Smooth out the Turns
The first great technical hurdle in the variation is a piqué turn en dedans that lands in fourth position and goes directly into a pirouette. In order to be properly prepared for the pirouette, your landing out of the piqué has to be smooth—and it should look effortless. “Finish the piqué by coming off pointe through demi-pointe. That allows you to slow down and focus on preparing for your next turn,” say Kozlova. 

 

She coaches her dancers to keep their hips square with a straight line from the shoulders to the toe of the supporting leg in fourth position. Resist the temptation to get comfortable during the transition and then wind up into a cyclone the pirouettes. “The moment you put your heel down you have to take off again,” she says. “And yes, it is hard, but that is the ultimate success of it.”
 
Tackle The Tambourine

Perhaps one of the most daunting challenges of this variation is the jingling prop that you have to tote onstage with you.

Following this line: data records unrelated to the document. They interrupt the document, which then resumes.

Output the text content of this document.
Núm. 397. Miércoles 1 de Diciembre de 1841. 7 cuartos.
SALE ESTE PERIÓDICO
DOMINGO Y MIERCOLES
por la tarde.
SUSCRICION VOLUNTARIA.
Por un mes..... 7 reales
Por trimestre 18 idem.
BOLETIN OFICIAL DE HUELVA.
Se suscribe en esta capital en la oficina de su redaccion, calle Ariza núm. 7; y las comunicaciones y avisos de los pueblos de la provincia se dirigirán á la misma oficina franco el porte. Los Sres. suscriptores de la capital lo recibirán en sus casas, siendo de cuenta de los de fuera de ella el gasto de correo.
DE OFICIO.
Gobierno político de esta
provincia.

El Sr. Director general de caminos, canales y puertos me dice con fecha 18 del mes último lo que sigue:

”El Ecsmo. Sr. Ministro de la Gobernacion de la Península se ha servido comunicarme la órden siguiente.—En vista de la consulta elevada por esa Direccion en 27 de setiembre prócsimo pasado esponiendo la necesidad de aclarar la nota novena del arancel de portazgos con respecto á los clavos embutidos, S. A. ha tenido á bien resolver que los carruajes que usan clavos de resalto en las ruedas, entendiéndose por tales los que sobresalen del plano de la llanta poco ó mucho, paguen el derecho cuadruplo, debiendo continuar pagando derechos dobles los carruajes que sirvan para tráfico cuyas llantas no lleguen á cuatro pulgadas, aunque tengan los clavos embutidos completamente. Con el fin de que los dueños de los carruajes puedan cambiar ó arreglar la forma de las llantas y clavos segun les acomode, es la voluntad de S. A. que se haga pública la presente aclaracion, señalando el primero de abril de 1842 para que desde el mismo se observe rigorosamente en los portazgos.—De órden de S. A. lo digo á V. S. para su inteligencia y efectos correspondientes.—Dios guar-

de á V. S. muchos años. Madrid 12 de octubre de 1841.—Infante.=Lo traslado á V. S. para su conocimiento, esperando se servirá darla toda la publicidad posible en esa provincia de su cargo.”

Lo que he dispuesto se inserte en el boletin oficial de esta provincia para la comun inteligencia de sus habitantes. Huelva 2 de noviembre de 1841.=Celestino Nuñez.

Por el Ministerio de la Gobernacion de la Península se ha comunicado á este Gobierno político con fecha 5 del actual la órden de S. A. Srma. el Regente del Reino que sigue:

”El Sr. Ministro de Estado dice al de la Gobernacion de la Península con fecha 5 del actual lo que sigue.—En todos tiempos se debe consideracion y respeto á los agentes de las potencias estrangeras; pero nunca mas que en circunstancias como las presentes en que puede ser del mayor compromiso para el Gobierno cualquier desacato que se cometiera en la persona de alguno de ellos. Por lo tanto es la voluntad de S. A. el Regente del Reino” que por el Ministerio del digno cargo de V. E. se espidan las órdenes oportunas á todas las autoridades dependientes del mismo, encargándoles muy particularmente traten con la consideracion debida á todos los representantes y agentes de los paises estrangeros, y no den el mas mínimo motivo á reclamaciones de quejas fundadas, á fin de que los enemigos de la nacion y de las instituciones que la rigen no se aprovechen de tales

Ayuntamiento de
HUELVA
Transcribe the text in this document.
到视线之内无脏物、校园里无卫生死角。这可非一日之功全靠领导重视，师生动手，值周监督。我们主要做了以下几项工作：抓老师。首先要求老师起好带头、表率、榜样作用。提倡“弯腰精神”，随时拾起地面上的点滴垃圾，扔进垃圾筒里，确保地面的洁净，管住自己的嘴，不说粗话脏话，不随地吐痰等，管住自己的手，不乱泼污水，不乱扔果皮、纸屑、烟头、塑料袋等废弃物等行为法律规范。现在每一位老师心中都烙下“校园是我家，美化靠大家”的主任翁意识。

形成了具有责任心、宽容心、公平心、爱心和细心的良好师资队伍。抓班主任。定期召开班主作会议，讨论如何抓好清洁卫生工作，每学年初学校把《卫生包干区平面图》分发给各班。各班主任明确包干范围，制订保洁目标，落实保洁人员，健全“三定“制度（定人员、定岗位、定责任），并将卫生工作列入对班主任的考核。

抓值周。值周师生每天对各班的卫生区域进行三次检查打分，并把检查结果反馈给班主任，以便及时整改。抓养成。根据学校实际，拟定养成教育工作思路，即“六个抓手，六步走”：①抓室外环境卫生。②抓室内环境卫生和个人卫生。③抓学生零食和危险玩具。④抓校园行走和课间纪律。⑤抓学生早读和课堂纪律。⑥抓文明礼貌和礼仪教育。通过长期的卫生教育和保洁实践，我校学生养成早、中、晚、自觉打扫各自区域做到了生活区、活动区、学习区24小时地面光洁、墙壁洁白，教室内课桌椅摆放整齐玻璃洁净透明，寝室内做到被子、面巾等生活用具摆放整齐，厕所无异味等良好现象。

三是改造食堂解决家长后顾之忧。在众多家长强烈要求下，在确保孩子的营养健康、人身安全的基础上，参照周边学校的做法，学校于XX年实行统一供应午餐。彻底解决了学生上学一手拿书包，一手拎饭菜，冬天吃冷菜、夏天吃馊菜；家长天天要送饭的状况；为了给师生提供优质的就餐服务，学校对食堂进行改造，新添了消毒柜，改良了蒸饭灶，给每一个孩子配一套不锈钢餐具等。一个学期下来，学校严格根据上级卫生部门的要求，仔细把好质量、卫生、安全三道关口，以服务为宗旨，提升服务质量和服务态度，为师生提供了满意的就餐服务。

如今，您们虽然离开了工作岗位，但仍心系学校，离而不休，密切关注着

As a gypsy, Esmeralda’s tambourine is a vital aspect of her performance and, therefore, her livelihood. “It’s in her blood to pick up her tambourine and perform for people,” says Kozlova. You must be completely comfortable with the instrument—it should look like a natural part of your dancing. At the same time, make sure to place it carefully and deliberately, with the white side of the tambourine always facing the audience. “It doesn’t matter if you’re doing three pirouettes or how high you’re kicking your leg,” Kozlova says, “you have to be aware of how you present the tambourine to the audience.”

 

A poorly handled tambourine is one of the more frustrating mistakes Kozlova sees. “Dancers smack it as hard as they can to get the loudest sound,” she complains. “You have to know when to shake the tambourine and when to hit it, without being loud or aggressive like you are going to break down a door.” Remember that, in addition to dancing, you’re actually part of the music.

The Big Finish
Perhaps the best known set of steps in this variation is the final diagonal where Esmeralda playfully kicks the tambourine in her outstretched hand. We’ve all seen the videos and heard stories of girls effortlessly tapping the tambourine above their head. It’s an impressive feat,  but Kozlova has seen it backfire. “Dancers want so much to get their leg up high, but their standing knee is parallel,” she says. Only lift your leg as high as you can without raising your working hip. Focus on bringing the heel of your standing leg forward each time you plié. It is also essential that the working leg be turned out when you’re in plié. As Kozlova says, “It’s the ABCs of ballet; you have to be turned out. If you’re not, it’s not called ballet.”